The national insurer’s CEO Peter Kamunyo said the model of financing UHC is input financing. Here, health facilities are provided with everything they need for UHC members to access free treatment.

“The best way to sustain UHC would be to have members who can pay their premiums annually do so then we identify those who cannot so they can be supported,” Dr Kamunyo said.

Kamunyo constant need for inflow of cash, under the input financing model, is a big challenge. “The alternative would be to scale up UHC so patients can have access to a network of providers, impanelled by NHIF, where they can get treated then the hospitals can claim reimbursements from the insurer.

Under the UHC piloting, the role of NHIF was to register people and provide them with cards.

In the arrangement, the government plans to raise and use Sh30 billion to support at least 20 per cent of indigents, translating into about 1.5 million Kenyans, so they can enrol in NHIF.  
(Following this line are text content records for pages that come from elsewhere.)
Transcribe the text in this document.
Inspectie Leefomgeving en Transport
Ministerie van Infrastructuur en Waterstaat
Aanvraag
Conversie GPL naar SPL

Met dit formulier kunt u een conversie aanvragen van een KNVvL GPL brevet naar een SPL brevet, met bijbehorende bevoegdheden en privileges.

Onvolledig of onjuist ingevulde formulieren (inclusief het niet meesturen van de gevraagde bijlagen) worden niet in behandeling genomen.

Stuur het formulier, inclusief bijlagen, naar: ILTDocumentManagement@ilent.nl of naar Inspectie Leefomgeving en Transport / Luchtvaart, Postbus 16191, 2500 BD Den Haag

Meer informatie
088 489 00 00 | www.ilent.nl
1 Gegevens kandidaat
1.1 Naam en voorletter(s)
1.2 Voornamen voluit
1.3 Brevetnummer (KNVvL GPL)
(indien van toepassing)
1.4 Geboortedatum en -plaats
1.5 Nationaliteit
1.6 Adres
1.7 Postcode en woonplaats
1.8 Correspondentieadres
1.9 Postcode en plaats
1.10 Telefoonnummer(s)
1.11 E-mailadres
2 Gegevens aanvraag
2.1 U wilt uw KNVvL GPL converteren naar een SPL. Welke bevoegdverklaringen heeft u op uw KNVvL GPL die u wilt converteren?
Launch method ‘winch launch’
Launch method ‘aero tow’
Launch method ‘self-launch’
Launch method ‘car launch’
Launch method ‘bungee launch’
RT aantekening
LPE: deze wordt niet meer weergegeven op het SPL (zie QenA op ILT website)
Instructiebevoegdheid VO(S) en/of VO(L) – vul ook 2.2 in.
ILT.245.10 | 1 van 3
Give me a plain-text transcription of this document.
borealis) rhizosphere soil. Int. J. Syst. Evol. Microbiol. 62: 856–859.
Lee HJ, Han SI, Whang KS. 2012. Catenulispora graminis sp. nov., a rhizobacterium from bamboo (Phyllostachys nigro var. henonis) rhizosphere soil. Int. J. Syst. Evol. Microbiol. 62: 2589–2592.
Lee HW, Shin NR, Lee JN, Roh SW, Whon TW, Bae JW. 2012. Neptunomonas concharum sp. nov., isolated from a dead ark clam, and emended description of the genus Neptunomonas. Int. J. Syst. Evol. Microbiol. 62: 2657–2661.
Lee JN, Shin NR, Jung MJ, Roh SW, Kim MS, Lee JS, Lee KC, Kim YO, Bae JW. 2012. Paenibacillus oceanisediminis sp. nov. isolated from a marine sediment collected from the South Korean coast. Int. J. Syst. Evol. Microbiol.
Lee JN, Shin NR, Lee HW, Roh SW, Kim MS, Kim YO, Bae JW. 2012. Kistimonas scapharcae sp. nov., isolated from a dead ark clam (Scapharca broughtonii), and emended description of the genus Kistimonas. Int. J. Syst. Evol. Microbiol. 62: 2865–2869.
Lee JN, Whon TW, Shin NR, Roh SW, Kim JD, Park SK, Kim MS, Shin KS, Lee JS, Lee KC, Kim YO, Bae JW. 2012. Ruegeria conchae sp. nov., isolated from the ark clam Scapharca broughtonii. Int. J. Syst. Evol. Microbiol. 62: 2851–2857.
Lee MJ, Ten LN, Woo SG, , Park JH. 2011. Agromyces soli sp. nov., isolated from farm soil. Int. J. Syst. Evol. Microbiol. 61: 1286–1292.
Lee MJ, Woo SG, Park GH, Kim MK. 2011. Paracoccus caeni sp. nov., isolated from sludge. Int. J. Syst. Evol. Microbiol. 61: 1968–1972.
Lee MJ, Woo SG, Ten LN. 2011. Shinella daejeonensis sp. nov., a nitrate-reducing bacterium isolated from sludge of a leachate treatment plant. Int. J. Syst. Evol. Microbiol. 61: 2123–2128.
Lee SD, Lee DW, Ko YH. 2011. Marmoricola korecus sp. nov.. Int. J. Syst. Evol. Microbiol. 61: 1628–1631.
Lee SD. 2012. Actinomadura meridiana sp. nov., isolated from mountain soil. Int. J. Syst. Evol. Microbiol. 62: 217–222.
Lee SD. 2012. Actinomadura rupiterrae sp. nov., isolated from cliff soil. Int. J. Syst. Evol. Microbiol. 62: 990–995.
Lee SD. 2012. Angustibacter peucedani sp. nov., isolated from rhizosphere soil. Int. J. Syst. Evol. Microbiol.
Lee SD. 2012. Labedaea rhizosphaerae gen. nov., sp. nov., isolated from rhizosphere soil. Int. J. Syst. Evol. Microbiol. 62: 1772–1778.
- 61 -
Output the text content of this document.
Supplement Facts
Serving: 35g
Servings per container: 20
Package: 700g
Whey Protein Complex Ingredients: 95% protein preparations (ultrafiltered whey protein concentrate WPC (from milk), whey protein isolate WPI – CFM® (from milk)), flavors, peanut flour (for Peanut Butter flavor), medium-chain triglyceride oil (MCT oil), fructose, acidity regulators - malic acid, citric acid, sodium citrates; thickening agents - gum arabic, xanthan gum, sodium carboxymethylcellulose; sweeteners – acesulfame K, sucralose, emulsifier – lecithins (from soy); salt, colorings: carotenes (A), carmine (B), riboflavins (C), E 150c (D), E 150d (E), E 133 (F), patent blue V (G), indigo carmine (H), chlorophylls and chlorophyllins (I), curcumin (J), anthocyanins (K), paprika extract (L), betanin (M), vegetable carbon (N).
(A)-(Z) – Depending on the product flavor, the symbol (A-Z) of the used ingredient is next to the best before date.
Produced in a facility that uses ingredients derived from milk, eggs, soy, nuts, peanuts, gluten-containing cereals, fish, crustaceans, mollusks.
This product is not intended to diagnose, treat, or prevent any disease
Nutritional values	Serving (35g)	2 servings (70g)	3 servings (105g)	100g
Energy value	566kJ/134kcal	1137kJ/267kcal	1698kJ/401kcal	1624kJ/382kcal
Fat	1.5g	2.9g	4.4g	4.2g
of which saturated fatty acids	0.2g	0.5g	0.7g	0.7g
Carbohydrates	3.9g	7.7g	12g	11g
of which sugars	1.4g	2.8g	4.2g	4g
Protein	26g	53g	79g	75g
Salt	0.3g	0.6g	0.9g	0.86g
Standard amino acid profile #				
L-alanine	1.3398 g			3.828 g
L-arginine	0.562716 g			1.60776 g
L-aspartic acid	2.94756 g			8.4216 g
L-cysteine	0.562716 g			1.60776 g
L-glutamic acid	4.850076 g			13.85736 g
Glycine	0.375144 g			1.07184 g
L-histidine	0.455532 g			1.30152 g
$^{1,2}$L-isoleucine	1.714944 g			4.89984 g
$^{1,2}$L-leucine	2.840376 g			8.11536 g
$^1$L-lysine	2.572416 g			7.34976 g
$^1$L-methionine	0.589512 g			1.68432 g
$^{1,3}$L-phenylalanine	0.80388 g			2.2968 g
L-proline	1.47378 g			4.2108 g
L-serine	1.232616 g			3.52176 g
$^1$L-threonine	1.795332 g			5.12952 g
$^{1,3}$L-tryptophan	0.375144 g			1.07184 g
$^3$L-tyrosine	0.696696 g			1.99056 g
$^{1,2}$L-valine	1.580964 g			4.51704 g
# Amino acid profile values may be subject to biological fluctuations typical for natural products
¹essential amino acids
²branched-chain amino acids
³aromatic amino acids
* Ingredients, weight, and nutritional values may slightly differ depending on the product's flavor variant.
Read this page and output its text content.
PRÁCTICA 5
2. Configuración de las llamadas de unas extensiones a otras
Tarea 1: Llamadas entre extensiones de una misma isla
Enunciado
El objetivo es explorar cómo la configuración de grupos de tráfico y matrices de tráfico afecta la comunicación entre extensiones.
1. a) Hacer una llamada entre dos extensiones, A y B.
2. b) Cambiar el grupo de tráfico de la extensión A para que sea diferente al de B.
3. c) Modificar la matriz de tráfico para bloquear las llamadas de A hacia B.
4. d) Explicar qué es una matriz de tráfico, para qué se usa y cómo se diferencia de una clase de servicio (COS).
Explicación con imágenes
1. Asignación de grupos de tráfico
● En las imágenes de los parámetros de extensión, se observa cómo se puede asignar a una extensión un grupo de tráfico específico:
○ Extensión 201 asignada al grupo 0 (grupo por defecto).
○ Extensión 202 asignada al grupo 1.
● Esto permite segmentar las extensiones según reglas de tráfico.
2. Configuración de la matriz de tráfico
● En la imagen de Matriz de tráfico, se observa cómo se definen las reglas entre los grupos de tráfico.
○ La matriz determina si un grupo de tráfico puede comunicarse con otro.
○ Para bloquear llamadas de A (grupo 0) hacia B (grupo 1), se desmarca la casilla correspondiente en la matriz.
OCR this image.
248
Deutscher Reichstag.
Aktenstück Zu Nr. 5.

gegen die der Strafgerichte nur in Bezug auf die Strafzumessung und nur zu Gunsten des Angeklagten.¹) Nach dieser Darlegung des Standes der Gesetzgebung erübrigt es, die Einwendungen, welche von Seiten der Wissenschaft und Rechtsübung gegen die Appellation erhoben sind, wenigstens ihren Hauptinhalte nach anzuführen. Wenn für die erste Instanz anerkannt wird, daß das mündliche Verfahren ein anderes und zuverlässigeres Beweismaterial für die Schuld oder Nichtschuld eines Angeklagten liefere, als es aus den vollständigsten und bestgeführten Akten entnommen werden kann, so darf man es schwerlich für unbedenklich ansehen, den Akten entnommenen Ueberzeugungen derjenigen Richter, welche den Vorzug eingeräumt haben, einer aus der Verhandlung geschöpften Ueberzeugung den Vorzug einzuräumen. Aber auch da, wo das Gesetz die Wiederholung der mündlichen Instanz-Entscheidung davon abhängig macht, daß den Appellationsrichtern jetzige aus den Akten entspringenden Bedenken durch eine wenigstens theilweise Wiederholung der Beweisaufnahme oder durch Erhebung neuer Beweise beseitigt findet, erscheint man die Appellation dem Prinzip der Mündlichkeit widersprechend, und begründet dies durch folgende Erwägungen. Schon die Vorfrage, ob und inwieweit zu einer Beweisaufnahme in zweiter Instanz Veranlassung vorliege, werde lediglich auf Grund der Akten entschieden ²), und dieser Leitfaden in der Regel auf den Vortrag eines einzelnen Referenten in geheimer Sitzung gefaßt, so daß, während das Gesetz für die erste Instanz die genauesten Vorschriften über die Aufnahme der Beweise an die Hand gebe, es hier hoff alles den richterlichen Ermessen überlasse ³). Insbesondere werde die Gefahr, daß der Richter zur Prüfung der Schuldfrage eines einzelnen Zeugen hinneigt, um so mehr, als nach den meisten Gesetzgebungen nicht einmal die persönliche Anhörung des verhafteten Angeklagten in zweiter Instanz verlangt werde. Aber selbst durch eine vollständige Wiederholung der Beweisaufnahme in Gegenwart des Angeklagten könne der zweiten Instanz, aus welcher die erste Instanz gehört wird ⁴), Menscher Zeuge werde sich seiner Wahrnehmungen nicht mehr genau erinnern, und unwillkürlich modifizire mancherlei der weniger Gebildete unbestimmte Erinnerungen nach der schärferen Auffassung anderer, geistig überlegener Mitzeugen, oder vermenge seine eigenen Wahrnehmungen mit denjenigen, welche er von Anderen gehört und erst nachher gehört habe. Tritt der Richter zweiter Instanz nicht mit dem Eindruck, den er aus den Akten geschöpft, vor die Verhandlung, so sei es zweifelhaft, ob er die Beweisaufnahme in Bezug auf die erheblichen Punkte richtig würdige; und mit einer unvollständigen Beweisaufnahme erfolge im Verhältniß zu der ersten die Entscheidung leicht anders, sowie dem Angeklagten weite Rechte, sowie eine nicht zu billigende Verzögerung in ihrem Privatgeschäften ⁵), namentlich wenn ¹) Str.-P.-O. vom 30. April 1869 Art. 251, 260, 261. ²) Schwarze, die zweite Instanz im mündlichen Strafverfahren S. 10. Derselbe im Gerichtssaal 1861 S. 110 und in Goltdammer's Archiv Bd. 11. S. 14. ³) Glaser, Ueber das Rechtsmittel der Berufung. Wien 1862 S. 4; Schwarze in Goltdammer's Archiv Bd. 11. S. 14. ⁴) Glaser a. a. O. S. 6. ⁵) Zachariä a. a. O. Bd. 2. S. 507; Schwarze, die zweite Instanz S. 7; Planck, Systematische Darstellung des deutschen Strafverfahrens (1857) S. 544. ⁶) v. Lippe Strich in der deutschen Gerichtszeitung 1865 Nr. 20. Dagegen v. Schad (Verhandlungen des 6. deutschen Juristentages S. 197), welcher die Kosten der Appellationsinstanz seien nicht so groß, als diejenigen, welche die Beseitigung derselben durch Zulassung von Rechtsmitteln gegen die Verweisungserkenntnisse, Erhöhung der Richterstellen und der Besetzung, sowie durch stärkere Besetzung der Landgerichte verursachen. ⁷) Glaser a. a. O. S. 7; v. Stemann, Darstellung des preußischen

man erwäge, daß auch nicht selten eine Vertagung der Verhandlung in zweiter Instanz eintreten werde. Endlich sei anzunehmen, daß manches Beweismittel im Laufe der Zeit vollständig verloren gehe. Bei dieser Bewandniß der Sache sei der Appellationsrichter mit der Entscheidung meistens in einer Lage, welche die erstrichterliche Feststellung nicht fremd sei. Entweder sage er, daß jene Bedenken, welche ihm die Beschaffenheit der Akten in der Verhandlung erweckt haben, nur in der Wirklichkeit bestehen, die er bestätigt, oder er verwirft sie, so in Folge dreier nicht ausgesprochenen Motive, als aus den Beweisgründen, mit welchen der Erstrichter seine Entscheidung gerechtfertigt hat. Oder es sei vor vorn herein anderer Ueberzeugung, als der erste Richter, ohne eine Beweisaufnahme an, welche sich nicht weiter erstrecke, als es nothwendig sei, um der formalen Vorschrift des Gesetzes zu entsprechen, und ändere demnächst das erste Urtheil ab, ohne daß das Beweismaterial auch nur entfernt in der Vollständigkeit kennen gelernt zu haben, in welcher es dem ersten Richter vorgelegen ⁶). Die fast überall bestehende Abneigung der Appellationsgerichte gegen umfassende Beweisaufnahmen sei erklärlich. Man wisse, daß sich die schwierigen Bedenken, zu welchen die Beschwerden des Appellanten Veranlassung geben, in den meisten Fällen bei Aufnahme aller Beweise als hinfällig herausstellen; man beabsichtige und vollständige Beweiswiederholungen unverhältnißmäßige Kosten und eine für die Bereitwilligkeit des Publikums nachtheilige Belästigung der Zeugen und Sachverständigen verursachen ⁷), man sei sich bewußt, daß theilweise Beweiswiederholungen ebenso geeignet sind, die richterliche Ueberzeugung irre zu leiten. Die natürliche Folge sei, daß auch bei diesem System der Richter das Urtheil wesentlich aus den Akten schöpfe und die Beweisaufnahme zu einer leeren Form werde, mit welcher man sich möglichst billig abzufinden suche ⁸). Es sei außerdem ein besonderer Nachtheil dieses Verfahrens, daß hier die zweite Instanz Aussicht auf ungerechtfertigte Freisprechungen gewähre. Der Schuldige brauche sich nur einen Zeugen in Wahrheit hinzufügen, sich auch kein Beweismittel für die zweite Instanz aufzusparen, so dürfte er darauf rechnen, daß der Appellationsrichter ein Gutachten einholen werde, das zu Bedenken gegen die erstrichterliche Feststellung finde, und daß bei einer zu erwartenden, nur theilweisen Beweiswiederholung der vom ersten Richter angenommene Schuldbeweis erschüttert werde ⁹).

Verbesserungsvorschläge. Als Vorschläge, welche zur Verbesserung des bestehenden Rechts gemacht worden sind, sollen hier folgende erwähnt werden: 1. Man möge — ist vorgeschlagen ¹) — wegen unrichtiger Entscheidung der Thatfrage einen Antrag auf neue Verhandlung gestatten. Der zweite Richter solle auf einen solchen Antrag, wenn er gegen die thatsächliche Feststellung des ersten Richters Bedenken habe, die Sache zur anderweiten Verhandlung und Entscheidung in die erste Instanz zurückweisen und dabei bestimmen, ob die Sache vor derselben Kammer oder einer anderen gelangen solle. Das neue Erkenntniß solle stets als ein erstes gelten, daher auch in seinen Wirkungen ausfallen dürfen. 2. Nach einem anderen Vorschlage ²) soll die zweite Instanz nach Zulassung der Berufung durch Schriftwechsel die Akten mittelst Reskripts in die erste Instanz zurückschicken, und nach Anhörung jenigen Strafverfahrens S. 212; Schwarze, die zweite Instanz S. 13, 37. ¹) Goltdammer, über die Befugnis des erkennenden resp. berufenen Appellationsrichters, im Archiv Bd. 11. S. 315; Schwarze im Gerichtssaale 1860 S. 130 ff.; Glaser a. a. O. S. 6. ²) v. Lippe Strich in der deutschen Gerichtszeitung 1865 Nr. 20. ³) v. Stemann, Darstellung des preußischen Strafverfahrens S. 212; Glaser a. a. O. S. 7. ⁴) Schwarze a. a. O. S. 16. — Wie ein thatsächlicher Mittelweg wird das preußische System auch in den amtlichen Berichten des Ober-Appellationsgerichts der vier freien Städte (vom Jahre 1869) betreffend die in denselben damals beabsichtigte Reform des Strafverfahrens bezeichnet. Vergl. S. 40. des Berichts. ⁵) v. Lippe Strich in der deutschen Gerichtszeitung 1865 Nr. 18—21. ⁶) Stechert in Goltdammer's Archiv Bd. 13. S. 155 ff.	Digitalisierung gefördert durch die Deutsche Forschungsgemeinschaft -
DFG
“Medical insurance is important because one transfers the risks. That is why it is crucial that all Kenyans are members of NHIF; we provide social protection,” said Kamunyo. 

In a UHC progress report, Health CS Mutahi Kagwe said the attainment of UHC has remained elusive due to unequal access to healthcare services and poor distribution and use of resources. 

Efforts to get a comment from the ministry and Council of Governors were futile as officials did not respond to our phone calls and texts messages.